Kabul, October 26: As Afghan President Hamid Karzai is waiting for a second round of votes, he has blamed the US and Western countries for the eight-year-old conflict in his country.
“Is the United States a reliable partner with Afghanistan? Is the West a reliable partner with Afghanistan?” Karzai said in an interview with CNN on Sunday.
“Have we received the commitments that we were given? Have we been treated like a partner?” he added, challenging the true meaning of partnership.
After the first round of the presidential election in August, the Electoral Complaints Commission (ECC) discarded up to 1.3 million votes as fraudulent.
When Karzai’s votes came down to the 50 percent required for outright victory, he agreed to a run-off vote set for November 7.
Karzai said a partnership to him was “where Afghan lives are respected, where Afghan property is respected, where the Afghan traditions are respected, where we know the direction we are moving toward.”
The Afghan president has repeatedly questioned efficiency of international troops in dealing with the Taliban in his country during the long notorious war.

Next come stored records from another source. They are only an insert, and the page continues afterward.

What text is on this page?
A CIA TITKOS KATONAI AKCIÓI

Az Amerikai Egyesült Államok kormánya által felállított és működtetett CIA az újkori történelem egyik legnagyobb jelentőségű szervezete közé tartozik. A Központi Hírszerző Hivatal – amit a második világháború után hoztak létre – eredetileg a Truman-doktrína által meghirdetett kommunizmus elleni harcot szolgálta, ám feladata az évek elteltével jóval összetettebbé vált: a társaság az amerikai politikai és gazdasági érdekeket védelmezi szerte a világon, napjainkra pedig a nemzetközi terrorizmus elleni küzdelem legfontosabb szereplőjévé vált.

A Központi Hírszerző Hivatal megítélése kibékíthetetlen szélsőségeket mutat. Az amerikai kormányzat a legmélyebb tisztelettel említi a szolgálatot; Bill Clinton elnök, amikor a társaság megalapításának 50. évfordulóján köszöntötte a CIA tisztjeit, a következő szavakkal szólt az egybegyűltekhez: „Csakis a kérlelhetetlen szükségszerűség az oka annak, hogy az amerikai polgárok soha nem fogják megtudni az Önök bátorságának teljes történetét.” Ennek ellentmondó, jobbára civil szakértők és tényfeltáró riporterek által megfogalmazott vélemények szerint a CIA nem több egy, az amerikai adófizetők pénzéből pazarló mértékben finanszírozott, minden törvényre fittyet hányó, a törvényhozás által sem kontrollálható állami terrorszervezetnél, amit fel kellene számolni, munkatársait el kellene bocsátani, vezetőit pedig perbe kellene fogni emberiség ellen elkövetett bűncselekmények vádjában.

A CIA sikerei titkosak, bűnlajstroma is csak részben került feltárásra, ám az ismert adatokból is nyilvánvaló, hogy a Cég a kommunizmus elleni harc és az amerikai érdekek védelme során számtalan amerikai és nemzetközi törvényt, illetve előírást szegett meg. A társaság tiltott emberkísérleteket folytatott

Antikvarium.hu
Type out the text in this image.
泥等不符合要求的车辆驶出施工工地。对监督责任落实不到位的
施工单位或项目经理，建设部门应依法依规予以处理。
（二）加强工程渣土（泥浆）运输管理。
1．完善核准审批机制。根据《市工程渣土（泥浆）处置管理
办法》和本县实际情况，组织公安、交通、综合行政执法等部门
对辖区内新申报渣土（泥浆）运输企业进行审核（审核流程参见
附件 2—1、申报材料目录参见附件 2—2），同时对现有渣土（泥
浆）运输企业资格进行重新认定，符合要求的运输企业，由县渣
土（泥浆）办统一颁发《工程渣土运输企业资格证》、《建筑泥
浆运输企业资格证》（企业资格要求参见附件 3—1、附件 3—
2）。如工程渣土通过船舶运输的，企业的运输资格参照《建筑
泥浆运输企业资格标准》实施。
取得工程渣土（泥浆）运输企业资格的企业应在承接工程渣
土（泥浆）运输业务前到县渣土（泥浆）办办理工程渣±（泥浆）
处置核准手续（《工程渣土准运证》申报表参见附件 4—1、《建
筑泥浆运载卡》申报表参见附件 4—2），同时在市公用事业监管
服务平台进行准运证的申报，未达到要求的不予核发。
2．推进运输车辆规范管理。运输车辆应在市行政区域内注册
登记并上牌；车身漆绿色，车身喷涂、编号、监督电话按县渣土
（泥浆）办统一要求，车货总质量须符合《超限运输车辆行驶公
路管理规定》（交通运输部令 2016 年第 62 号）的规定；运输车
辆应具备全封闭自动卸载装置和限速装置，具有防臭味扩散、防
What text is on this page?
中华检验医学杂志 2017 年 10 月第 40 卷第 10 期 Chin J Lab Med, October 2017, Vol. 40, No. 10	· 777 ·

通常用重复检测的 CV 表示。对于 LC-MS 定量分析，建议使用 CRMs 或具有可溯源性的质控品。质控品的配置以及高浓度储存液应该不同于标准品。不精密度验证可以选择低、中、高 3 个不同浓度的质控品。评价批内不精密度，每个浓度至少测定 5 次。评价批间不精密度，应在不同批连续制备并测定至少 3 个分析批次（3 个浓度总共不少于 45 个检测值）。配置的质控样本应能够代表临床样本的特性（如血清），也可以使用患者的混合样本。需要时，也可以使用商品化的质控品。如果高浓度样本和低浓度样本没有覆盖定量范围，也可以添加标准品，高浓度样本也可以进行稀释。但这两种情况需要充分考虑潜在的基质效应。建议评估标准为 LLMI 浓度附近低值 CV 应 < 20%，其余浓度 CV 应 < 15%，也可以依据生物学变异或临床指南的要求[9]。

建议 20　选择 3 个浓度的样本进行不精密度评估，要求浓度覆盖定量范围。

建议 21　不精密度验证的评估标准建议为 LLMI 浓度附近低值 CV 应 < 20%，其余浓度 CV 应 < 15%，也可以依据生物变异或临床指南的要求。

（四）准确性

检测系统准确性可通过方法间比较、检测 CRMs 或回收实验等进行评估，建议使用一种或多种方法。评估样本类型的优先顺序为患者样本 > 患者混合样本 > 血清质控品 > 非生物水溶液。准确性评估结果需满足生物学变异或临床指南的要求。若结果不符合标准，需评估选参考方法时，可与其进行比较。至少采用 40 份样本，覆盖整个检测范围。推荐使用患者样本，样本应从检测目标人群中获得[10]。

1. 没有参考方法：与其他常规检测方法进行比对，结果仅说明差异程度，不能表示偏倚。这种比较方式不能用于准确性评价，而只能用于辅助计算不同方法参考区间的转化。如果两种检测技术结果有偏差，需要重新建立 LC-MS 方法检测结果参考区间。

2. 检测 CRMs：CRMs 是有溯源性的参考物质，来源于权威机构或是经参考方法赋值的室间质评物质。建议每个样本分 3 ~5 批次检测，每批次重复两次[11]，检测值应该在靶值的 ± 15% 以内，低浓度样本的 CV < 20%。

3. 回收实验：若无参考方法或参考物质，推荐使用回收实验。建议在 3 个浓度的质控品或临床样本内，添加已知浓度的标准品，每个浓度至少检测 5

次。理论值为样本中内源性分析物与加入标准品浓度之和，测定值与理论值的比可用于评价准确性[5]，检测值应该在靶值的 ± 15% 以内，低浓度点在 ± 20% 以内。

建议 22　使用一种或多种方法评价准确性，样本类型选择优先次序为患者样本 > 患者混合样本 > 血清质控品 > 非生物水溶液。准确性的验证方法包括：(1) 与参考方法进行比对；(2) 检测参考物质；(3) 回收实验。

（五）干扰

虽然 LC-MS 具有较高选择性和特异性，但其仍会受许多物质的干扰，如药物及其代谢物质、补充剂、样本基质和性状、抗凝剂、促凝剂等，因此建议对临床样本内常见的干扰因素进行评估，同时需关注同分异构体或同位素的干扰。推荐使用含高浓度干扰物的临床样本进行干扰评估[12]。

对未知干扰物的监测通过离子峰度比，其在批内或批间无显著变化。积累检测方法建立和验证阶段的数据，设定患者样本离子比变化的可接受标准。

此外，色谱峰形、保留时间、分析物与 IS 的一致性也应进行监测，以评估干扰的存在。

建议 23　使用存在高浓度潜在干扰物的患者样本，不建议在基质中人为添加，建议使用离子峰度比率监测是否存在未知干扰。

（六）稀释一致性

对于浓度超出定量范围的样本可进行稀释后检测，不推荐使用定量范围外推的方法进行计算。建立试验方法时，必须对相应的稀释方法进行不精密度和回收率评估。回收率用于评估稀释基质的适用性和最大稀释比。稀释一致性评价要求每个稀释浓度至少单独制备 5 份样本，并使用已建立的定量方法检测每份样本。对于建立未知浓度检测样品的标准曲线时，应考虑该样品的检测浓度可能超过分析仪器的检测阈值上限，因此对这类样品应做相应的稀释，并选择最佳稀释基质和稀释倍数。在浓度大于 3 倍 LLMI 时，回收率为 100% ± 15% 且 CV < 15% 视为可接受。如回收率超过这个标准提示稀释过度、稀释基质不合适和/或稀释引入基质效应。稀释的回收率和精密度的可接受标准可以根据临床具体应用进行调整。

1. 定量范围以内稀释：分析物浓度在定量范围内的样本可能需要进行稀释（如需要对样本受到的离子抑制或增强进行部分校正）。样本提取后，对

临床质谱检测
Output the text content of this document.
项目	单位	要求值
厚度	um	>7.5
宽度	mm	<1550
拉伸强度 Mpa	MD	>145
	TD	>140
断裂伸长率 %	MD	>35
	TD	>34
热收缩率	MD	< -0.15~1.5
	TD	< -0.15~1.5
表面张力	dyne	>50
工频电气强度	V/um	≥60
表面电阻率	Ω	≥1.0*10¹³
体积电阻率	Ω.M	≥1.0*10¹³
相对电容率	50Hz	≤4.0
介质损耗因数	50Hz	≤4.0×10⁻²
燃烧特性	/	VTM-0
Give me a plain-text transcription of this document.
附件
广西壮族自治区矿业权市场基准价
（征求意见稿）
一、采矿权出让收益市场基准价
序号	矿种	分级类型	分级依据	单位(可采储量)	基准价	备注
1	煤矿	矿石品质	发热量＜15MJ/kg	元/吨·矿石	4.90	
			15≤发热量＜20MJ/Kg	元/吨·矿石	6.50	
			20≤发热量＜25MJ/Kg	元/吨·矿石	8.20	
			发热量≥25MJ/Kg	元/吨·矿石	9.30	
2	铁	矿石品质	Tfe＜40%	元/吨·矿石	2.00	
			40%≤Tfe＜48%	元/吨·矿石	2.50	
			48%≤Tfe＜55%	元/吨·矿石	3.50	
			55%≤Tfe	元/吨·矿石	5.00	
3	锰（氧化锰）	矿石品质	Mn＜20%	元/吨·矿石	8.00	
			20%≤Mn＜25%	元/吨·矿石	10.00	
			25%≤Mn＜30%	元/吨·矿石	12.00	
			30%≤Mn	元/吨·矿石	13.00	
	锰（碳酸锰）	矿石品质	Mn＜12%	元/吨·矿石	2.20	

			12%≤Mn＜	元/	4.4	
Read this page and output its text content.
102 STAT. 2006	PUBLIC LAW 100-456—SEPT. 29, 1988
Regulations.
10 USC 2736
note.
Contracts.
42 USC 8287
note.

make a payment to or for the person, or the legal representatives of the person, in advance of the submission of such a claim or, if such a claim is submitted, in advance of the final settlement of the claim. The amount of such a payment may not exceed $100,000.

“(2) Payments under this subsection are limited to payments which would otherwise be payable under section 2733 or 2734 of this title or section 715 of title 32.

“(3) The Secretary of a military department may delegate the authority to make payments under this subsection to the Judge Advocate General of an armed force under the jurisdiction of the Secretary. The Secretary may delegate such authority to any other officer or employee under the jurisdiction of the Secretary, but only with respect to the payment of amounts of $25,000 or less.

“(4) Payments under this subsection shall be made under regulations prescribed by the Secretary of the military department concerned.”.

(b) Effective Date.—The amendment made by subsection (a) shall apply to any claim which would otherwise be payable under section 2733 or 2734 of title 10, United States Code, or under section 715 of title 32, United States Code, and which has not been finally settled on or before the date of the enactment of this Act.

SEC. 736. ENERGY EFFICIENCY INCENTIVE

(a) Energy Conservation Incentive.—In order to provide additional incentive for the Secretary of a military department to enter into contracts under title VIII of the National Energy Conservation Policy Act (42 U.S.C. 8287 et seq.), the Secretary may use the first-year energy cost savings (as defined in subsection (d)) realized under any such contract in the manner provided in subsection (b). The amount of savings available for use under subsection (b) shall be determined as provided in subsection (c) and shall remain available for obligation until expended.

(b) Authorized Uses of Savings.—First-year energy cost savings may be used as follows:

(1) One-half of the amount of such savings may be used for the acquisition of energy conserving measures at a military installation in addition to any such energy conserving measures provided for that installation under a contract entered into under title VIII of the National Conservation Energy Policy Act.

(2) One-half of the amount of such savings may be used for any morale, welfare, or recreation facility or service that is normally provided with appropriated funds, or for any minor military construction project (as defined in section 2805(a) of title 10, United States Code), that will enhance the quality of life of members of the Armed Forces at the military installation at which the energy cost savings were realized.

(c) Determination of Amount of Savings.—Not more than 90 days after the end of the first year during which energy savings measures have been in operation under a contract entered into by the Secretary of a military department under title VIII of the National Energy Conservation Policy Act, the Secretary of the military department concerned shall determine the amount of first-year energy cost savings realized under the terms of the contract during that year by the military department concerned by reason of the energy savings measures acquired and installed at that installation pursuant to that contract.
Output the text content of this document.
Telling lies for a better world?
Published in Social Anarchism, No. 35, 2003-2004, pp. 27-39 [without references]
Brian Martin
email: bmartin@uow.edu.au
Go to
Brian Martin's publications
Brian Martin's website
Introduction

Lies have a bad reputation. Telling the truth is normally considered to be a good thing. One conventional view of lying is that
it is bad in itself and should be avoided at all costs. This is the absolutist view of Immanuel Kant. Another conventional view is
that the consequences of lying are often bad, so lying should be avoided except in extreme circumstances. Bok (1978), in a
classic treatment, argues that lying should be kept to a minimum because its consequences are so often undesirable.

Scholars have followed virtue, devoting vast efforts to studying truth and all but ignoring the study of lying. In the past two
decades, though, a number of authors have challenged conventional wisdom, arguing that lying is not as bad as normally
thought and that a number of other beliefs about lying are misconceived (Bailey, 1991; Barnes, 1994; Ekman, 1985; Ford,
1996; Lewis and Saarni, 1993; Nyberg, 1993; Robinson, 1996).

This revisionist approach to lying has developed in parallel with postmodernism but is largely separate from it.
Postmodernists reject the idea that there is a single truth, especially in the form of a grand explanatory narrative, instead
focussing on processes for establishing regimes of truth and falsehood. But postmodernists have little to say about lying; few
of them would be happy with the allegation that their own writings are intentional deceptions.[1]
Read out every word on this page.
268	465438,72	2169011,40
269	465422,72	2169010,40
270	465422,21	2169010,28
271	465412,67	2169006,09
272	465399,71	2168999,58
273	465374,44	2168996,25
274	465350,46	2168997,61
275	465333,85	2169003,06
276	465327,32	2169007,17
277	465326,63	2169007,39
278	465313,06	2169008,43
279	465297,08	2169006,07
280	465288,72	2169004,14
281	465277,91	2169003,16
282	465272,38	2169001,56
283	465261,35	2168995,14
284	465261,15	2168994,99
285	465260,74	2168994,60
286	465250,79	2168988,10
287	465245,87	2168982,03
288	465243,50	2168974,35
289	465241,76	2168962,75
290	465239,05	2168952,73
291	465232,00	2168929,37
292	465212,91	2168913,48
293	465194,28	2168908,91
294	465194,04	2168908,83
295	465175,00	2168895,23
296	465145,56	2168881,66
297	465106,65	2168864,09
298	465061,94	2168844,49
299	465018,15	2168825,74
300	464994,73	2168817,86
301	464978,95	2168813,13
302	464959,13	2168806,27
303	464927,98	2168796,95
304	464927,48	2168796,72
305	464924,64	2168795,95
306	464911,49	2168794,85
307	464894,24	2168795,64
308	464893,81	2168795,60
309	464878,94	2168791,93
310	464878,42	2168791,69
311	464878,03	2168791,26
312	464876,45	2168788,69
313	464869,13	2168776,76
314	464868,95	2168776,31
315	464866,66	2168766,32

He has been critical of high numbers of civilian deaths in US air strikes and President Barack Obama’s unresolved review of US strategy for the eastern country.
In a daring revelation, Karzai earlier claimed that based on unconfirmed reports, unknown army helicopters have been taking gunmen to northern provinces overnight for about five months.
Later, diplomats, speaking on condition of anonymity, told that the British army has been relocating Taliban insurgents from southern Afghanistan to the north by providing transportation means.
Since the US-led invasion of Afghanistan in 2001, the country has been the scene of a bloodbath of ordinary destitute Afghans as well as international troops.
Washington invaded Afghanistan under the pretext of killing or capturing those who attacked the World Trade Centre in September 11, 2001. The US says the mission that has been pursued with a number of other powerful nations, has so far failed to kill or arrest the main militant commanders.